I visited five community gardens (like modern-day Victory Gardens) from top to bottom of Manhattan, had dinner with my younger daughter and her roommates, enjoyed a Guinness 0 at an Irish pub in Washington Heights, and caught an early St. Patrick’s Day Parade (Irish wolfhounds, horses, bagpipes, the works) with my 91-year-old dad in the village on Long Island where I grew up. I saw other beloved friends and family members as well, toggling between the past, present and future in so many ways.
The vibe continued. I ferried with my brother to Ellis Island on the 100th anniversary of our grandmother’s arrival on U.S. soil there (March 4 —march forth — 1925!*), and I rode my bike past the home addresses listed on my grandparents’ marriage certificate. I even sat in a pew in the church where they got married as congregants filed in for Ash Wednesday crosses smudged on their foreheads (a thing I used to do but don’t anymore), my bike locked outside it on 2nd Avenue.
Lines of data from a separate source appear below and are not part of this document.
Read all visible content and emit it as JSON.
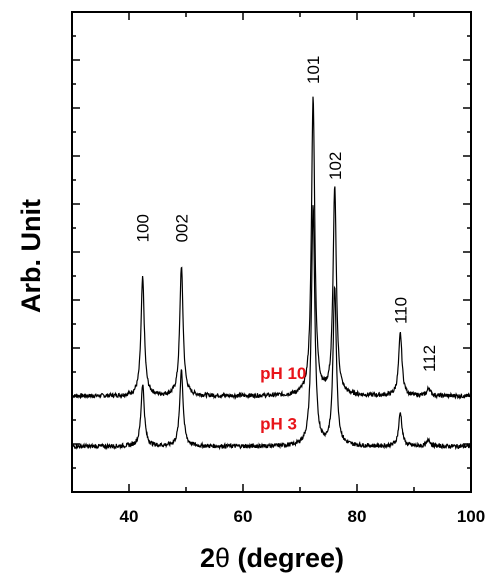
{
  "chart_data": {
    "type": "line",
    "xlabel_main": "2",
    "xlabel_theta": "θ",
    "xlabel_rest": " (degree)",
    "ylabel": "Arb. Unit",
    "xlim": [
      30,
      100
    ],
    "x_ticks": [
      "40",
      "60",
      "80",
      "100"
    ],
    "y_tick_labels": "none",
    "grid": false,
    "line_color": "#000000",
    "label_color": "#e8141a",
    "series": [
      {
        "name": "pH 10",
        "baseline": 0.2,
        "peaks": [
          {
            "x": 42.4,
            "height": 0.245
          },
          {
            "x": 49.2,
            "height": 0.27
          },
          {
            "x": 72.3,
            "height": 0.62
          },
          {
            "x": 76.1,
            "height": 0.43
          },
          {
            "x": 87.6,
            "height": 0.13
          },
          {
            "x": 92.6,
            "height": 0.016
          }
        ]
      },
      {
        "name": "pH 3",
        "baseline": 0.095,
        "peaks": [
          {
            "x": 42.4,
            "height": 0.13
          },
          {
            "x": 49.2,
            "height": 0.16
          },
          {
            "x": 72.3,
            "height": 0.5
          },
          {
            "x": 76.1,
            "height": 0.33
          },
          {
            "x": 87.6,
            "height": 0.07
          },
          {
            "x": 92.6,
            "height": 0.014
          }
        ]
      }
    ],
    "peak_labels": [
      {
        "text": "100",
        "x": 42.4,
        "y": 0.52
      },
      {
        "text": "002",
        "x": 49.2,
        "y": 0.52
      },
      {
        "text": "101",
        "x": 72.3,
        "y": 0.85
      },
      {
        "text": "102",
        "x": 76.1,
        "y": 0.65
      },
      {
        "text": "110",
        "x": 87.6,
        "y": 0.35
      },
      {
        "text": "112",
        "x": 92.6,
        "y": 0.25
      }
    ],
    "series_labels": [
      {
        "text": "pH 10",
        "x": 63,
        "y": 0.235
      },
      {
        "text": "pH 3",
        "x": 63,
        "y": 0.13
      }
    ]
  }
}
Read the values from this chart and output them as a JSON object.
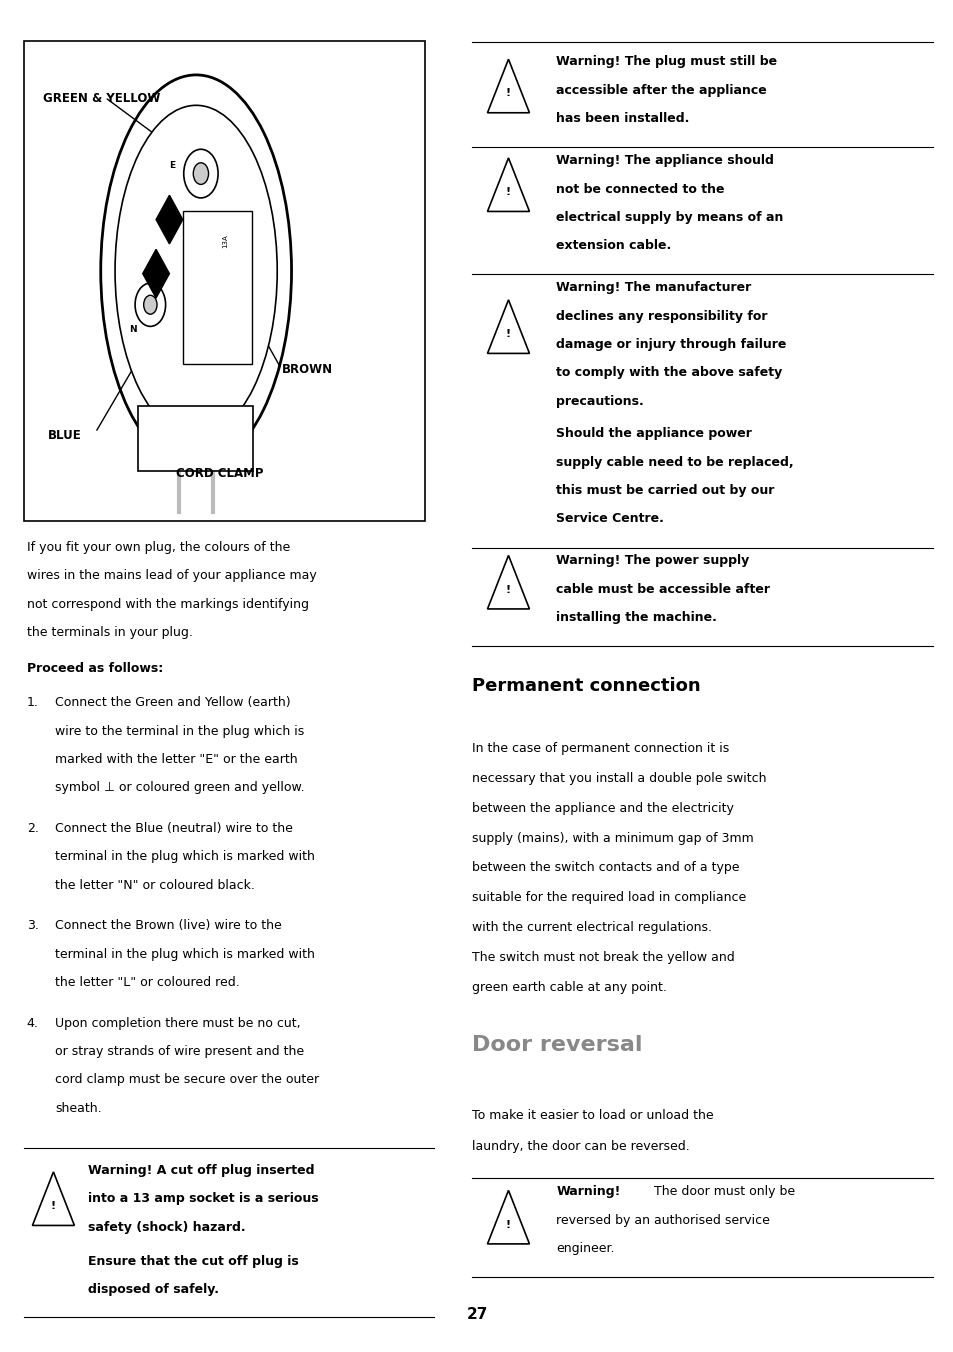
{
  "bg_color": "#ffffff",
  "page_number": "27",
  "intro_lines": [
    "If you fit your own plug, the colours of the",
    "wires in the mains lead of your appliance may",
    "not correspond with the markings identifying",
    "the terminals in your plug."
  ],
  "proceed_header": "Proceed as follows:",
  "steps": [
    [
      "Connect the Green and Yellow (earth)",
      "wire to the terminal in the plug which is",
      "marked with the letter \"E\" or the earth",
      "symbol ⊥ or coloured green and yellow."
    ],
    [
      "Connect the Blue (neutral) wire to the",
      "terminal in the plug which is marked with",
      "the letter \"N\" or coloured black."
    ],
    [
      "Connect the Brown (live) wire to the",
      "terminal in the plug which is marked with",
      "the letter \"L\" or coloured red."
    ],
    [
      "Upon completion there must be no cut,",
      "or stray strands of wire present and the",
      "cord clamp must be secure over the outer",
      "sheath."
    ]
  ],
  "warn_left_bold": [
    "Warning! A cut off plug inserted",
    "into a 13 amp socket is a serious",
    "safety (shock) hazard."
  ],
  "warn_left_extra": [
    "Ensure that the cut off plug is",
    "disposed of safely."
  ],
  "w1_lines": [
    "Warning! The plug must still be",
    "accessible after the appliance",
    "has been installed."
  ],
  "w2_lines": [
    "Warning! The appliance should",
    "not be connected to the",
    "electrical supply by means of an",
    "extension cable."
  ],
  "w3_bold": [
    "Warning! The manufacturer",
    "declines any responsibility for",
    "damage or injury through failure",
    "to comply with the above safety",
    "precautions."
  ],
  "w3_extra": [
    "Should the appliance power",
    "supply cable need to be replaced,",
    "this must be carried out by our",
    "Service Centre."
  ],
  "w4_lines": [
    "Warning! The power supply",
    "cable must be accessible after",
    "installing the machine."
  ],
  "permanent_header": "Permanent connection",
  "pc_lines": [
    "In the case of permanent connection it is",
    "necessary that you install a double pole switch",
    "between the appliance and the electricity",
    "supply (mains), with a minimum gap of 3mm",
    "between the switch contacts and of a type",
    "suitable for the required load in compliance",
    "with the current electrical regulations.",
    "The switch must not break the yellow and",
    "green earth cable at any point."
  ],
  "door_header": "Door reversal",
  "door_lines": [
    "To make it easier to load or unload the",
    "laundry, the door can be reversed."
  ],
  "door_warn_bold": "Warning!",
  "door_warn_normal": " The door must only be",
  "door_warn_lines": [
    "reversed by an authorised service",
    "engineer."
  ]
}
I then raced a storm cross-town in one of the many big, fat, red bus lanes (which weren’t here when I lived here, and are usable by those on bikes), knocking out 34th Street in record time. Shoehorned into a crowded commuter train with my bike, I met a woman with a backpack. She was on her way to hike the Cloud Forest of Chile. You go, girl.
During my week or so in New York, I rode subways, buses, the Long Island Rail Road and then, finally, the Amtrak Crescent again, from New York’s stunning new(ish) Moynihan Station to Atlanta. In my comfortable recliner, I saw the sun set and then rise again, although we lost an hour overnight on that train as Daylight Savings Time began. But I had already lost and gained so many hours, days, years, during this journey that time felt irrelevant.
Two MARTA trains and a bike ride ultimately took me home to the bottom of a steep hill in a metro Atlanta suburb-city, where my husband of 35 years holds the fort while I do my hands-on experiential book research.
And now, it’s time again to keep working on my book at coffee shops and libraries; to plant in four different gardens where I have a hand; to ask (again and again) for the first protected bike lane where I live and ride my bike as transportation every single day; and to hope, in some small way, that my time on earth — however limited my precious, unrepeatable visit to this realm ends up being — makes some small difference for generations to come.
Only time will tell.
* my grandfather arrived from the same county in Ireland six months later. They met in New York City at a dance.